My family owns three businesses. My great-grandfather founded a road construction company in 1912, which we operate to this day. My sister founded an organic farm in 2008, which again is still operational. Small businesses, but huge regulations. It's not even that regulations are inherent nonsensical, it's the amount and the different departments running around like fools.
My great-aunt had an orchard for fifty-some years across the field, until about 2002 when the state said that if you're going to sell apple cider that it must be pasteurized. Well, such a machine cost ~$250,000. So what did she (and many other small operations) do? Closed up shop and/or retired and plowed the trees under and sold the land. Two years later, the state changed the law but the damage was done and huge corporate farms increased their marketshare.

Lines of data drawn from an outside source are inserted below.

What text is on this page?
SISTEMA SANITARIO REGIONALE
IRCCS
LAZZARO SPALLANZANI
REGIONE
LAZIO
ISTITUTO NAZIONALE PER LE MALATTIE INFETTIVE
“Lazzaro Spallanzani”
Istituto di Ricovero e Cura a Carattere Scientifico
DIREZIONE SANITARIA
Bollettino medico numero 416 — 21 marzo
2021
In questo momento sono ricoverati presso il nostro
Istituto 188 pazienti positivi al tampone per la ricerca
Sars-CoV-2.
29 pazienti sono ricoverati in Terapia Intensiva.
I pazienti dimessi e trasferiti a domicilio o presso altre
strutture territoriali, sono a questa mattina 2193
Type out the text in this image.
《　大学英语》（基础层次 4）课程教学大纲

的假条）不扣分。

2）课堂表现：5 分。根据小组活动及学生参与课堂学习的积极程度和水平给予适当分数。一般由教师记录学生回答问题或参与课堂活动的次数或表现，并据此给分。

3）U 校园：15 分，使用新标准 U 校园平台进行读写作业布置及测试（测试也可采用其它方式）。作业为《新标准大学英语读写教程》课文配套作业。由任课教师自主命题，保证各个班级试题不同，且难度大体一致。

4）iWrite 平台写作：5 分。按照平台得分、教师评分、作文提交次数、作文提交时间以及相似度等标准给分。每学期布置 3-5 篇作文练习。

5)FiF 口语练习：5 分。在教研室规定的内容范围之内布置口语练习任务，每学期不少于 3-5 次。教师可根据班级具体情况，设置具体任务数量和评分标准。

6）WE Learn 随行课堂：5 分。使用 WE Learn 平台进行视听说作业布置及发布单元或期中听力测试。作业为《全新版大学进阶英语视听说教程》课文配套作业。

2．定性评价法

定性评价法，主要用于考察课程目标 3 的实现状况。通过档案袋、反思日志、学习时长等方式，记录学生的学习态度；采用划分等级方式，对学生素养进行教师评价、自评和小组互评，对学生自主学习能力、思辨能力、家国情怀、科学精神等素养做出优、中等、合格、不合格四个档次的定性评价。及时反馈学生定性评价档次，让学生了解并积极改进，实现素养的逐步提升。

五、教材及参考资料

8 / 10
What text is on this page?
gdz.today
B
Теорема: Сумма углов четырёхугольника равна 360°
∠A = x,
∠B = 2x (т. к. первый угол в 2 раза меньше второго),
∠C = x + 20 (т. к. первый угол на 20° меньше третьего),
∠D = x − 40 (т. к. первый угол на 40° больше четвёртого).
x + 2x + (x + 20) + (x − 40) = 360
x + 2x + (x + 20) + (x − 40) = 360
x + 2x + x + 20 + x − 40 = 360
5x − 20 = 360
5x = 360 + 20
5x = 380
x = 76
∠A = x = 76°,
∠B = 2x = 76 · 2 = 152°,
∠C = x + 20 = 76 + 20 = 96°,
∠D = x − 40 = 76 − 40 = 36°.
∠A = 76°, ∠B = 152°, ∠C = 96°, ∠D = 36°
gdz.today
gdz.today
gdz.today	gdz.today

Granted, that is a tiny instance. But people can go on and on with small stories, and they add up. Big corporations use laws to "protect people," but also/really to
increase the cost of entering the marketplace, which helps protect them.
For instance my sister sells field-raised/organic chickens, but the only chicken slaughterhouse is wayyyyy over in Holgate (hours away), so the ability for small-scale NW Ohio farmers to enter the market is harder--designed by law.
It's all a damn game, and big companies are winning big time. Regulations are, more times than not, drawn up via lobbyists from huge corporations with laws in mind that fit their model.